众所周知,有白瑾年和白衔山这两座大山,谁也不能轻而易举说自己行。
“你!”
白意如一阵气馁。
人家说的是事实。
“莫欺少年穷,十二叔!”
到底不甘,她咬着牙回复了一句。
“呵。”
白廉清撇着两撇胡子忍不住轻嗤:“你儿子叔公都看不上,难道你孙子就长了金脑子?”
白衔山如果不是堂大伯从小当心肝培养长大,老十二叔公都差点没看上,一个从小没养在白家的孩子,能有什么大能耐。
白柏山他偶尔见,没看出有什么特别,倒是长相出乎意料——清秀。
“廉清!”
白十二脸一冷,不由冷斥一声。
白家家规森严,尊老爱幼一向被尊为铁则,他最不喜欢小辈没大没小了,白意如虽然上不了台面,但到底也是瑾年的女人。
某人噤声,凉凉看了白意如一眼,耸耸肩。
他从小标新立异,只看心情不看人情。
不过,就算再厉害的人也有让他害怕的人,白廉清连他爹都不怕,却怕两个人。
一个是这个不按常理出牌的小叔公,一个是现在生死未卜的铁腕大伯白瑾年。
白廉礼见乱说话的白廉清被教训,看了一眼刘如凤的方向。
他看母亲朝他微微点头,于是神态淡然说道:“十二叔公这样问,我就实话说。”。
“首先,我相信我爸能安全归来,其次,我觉得越是突发情况越不宜阵前换帅,免得造成恐慌。”

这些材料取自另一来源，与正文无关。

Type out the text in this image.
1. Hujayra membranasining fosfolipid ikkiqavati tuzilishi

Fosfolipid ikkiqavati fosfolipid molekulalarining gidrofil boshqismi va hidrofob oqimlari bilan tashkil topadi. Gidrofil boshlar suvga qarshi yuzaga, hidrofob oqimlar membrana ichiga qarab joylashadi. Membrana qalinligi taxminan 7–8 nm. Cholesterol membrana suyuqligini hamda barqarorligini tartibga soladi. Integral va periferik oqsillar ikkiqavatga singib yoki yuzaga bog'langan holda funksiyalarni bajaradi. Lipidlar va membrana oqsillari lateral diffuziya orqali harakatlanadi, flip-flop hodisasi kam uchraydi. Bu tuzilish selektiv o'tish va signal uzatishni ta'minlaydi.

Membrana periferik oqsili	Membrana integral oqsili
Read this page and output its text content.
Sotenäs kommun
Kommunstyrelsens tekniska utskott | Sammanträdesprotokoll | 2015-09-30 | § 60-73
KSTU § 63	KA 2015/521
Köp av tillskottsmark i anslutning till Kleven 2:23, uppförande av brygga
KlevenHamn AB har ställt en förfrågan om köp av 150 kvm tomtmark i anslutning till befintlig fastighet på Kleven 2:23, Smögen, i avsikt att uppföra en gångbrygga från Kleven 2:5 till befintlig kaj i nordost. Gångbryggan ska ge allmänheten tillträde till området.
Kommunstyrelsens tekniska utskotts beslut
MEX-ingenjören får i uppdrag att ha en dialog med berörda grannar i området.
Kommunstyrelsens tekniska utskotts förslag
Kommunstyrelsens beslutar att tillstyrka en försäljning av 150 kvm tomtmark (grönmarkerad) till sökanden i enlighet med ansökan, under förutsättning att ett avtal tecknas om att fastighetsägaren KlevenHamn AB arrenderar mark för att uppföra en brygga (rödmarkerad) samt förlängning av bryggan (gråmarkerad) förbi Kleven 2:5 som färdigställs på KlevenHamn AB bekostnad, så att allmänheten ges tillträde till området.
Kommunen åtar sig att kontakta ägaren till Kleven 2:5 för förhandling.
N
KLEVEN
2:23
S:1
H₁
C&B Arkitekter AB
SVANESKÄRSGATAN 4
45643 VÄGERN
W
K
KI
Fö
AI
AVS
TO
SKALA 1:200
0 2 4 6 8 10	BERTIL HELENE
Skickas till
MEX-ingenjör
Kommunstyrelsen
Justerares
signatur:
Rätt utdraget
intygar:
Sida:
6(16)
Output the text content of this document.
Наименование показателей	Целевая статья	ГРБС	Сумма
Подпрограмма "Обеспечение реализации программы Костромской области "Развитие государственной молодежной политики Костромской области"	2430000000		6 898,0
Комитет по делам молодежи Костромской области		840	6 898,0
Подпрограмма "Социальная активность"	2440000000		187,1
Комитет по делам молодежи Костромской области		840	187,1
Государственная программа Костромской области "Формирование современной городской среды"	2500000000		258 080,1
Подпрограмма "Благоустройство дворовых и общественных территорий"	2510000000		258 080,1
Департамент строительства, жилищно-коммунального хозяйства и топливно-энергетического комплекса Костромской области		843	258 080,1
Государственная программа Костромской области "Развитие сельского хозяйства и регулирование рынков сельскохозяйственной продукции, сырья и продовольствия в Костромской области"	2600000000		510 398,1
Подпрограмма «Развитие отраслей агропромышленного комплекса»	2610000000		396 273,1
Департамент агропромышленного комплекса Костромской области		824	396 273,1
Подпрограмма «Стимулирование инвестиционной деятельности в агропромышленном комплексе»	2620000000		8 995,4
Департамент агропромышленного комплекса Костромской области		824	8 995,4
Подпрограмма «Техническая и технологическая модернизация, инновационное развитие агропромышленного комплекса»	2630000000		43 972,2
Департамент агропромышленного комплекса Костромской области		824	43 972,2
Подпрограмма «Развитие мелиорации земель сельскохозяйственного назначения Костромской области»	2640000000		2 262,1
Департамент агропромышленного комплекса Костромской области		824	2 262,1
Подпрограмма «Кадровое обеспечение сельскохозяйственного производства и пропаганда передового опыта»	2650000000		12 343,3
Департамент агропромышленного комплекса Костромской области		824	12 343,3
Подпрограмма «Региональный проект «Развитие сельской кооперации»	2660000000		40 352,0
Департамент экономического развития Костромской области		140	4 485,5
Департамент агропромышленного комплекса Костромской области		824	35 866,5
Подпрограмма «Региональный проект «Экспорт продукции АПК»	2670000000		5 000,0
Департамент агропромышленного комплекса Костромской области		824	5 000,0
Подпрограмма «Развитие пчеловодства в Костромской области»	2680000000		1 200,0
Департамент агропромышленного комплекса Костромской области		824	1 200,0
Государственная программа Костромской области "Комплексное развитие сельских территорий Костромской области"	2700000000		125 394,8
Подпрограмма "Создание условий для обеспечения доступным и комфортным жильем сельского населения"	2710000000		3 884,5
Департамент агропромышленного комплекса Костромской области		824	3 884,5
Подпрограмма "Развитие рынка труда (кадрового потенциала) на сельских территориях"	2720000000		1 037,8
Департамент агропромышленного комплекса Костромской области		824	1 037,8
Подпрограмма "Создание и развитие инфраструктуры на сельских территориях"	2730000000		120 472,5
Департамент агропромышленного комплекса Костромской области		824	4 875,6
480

“不过……”他眸光一闪,笑着问白十二:“十二叔公今天忽然到访,让我倍感诧异,您是怎么知道我爸爸出事的。”
白瑾年失踪的事虽说已经过去十几个小时,但消息他封得很死,他很好奇,他的十二叔公是如何这么快得到消息的。
“这个嘛。”白十二笑笑:“我说了,猫有猫道,狗有狗道。”
他煞有介事瞄了一眼很没有存在感的何见山。
“见山是吧。”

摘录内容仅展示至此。